Here’s what’s really keeping rates sticky:
Market expectations: The bond market often anticipates rate cuts months in advance. By the time the Fed acts, the market has already priced in the move.
Inflation anxiety: If investors believe inflation will persist, they demand higher yields — which keeps mortgage rates up.
Lender risk spreads: Lenders add a cushion to protect against volatility. When the economy looks uncertain, those spreads widen, keeping rates from dropping.
Mortgage-backed securities demand: When global demand for mortgage-backed investments weakens, lenders have to raise yields to attract buyers — pushing rates higher.

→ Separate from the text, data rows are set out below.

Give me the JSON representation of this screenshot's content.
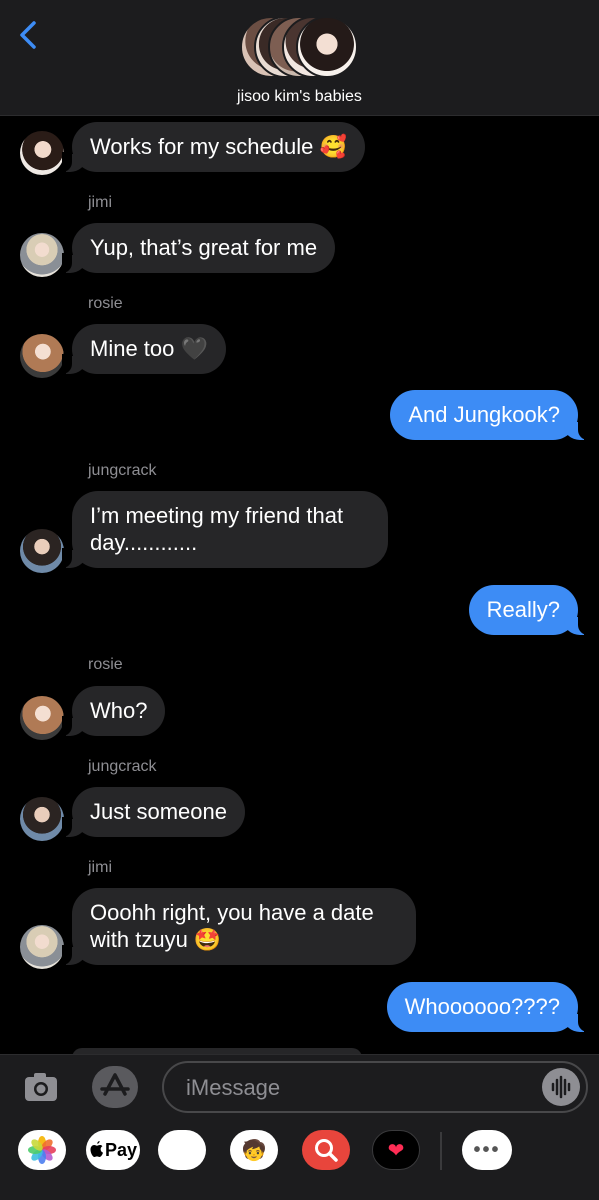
{
  "header": {
    "group_name": "jisoo kim's babies",
    "back_icon": "chevron-left-icon",
    "accent": "#3d8cf5"
  },
  "messages": [
    {
      "direction": "incoming",
      "sender": "",
      "avatar": "jisoo",
      "text": "Works for my schedule 🥰"
    },
    {
      "direction": "incoming",
      "sender": "jimi",
      "avatar": "jimi",
      "text": "Yup, that’s great for me"
    },
    {
      "direction": "incoming",
      "sender": "rosie",
      "avatar": "rosie",
      "text": "Mine too 🖤"
    },
    {
      "direction": "outgoing",
      "text": "And Jungkook?"
    },
    {
      "direction": "incoming",
      "sender": "jungcrack",
      "avatar": "jungkook",
      "text_line1": "I’m meeting my friend that",
      "text_line2": "day............"
    },
    {
      "direction": "outgoing",
      "text": "Really?"
    },
    {
      "direction": "incoming",
      "sender": "rosie",
      "avatar": "rosie",
      "text": "Who?"
    },
    {
      "direction": "incoming",
      "sender": "jungcrack",
      "avatar": "jungkook",
      "text": "Just someone"
    },
    {
      "direction": "incoming",
      "sender": "jimi",
      "avatar": "jimi",
      "text_line1": "Ooohh right, you have a date",
      "text_line2": "with tzuyu 🤩"
    },
    {
      "direction": "outgoing",
      "text": "Whoooooo????"
    }
  ],
  "composer": {
    "placeholder": "iMessage",
    "camera_icon": "camera-icon",
    "appstore_icon": "app-store-icon",
    "audio_icon": "audio-waveform-icon"
  },
  "app_drawer": {
    "photos": "photos-app-icon",
    "pay_label": "Pay",
    "animoji": "🐵",
    "memoji": "🧒",
    "search": "image-search-icon",
    "digital_touch": "❤",
    "more": "•••"
  },
  "colors": {
    "incoming_bubble": "#262628",
    "outgoing_bubble": "#3d8cf5",
    "background": "#000000",
    "sender_label": "#8e8e93"
  }
}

So even with the Fed easing its stance, the complex web of market forces is keeping long-term mortgage rates from falling in lockstep.
Connecticut Buyers: What This Means for You
For Connecticut buyers and homeowners, this disconnect is a wake-up call. A Fed cut doesn’t mean it’s time to wait for cheaper money — because that drop may never come in the way you expect.
Here’s what savvy CT borrowers should focus on instead:
Act strategically, not reactively. Don’t time your move based on Fed announcements; watch actual mortgage rate trends and local inventory.
Know your numbers. Even a 0.25% rate change can alter affordability in high-value markets like West Hartford, Glastonbury, and Mystic.
Consider locking early. If a rate fits your budget, lock it — before market shifts reverse the trend.
Think local, not national. Connecticut’s unique mix of property taxes, insurance costs, and market conditions can offset small national rate changes.
🐷 RSL Piggy Points
The Fed’s rate cuts affect short-term borrowing — not fixed mortgage rates.
Mortgage rates depend on the 10-year Treasury yield, inflation expectations, and investor sentiment.
Markets often anticipate Fed moves, so rate cuts are usually “priced in” ahead of time.
Lender risk margins and MBS demand can prevent mortgage rates from falling.
Connecticut buyers should focus on local affordability and timing rather than Fed policy headlines.
Neil’s Take 🎤
“Every time the Fed cuts, the headlines create false hope — but long-term mortgage rates dance to their own beat. It’s not about what the Fed says; it’s about how markets react. Smart borrowers in Connecticut know the real opportunities come from timing, strategy, and local market insight.”— Neil Caron, Area Manager at CMG Mortgage
🐽 Snout-Out: The RSL PerspectiveAt ReadySetLoan™️, we know that numbers tell a story — and in this one, the Fed isn’t the main character. Mortgage rates are shaped by global markets, inflation data, and investor sentiment long before policymakers make their move. For Connecticut buyers, that means staying informed, not reactionary. Whether you’re refinancing a West Hartford colonial or buying your first condo in Glastonbury, ReadySetLoan™️ helps you read between the lines of every rate headline — and turn information into advantage.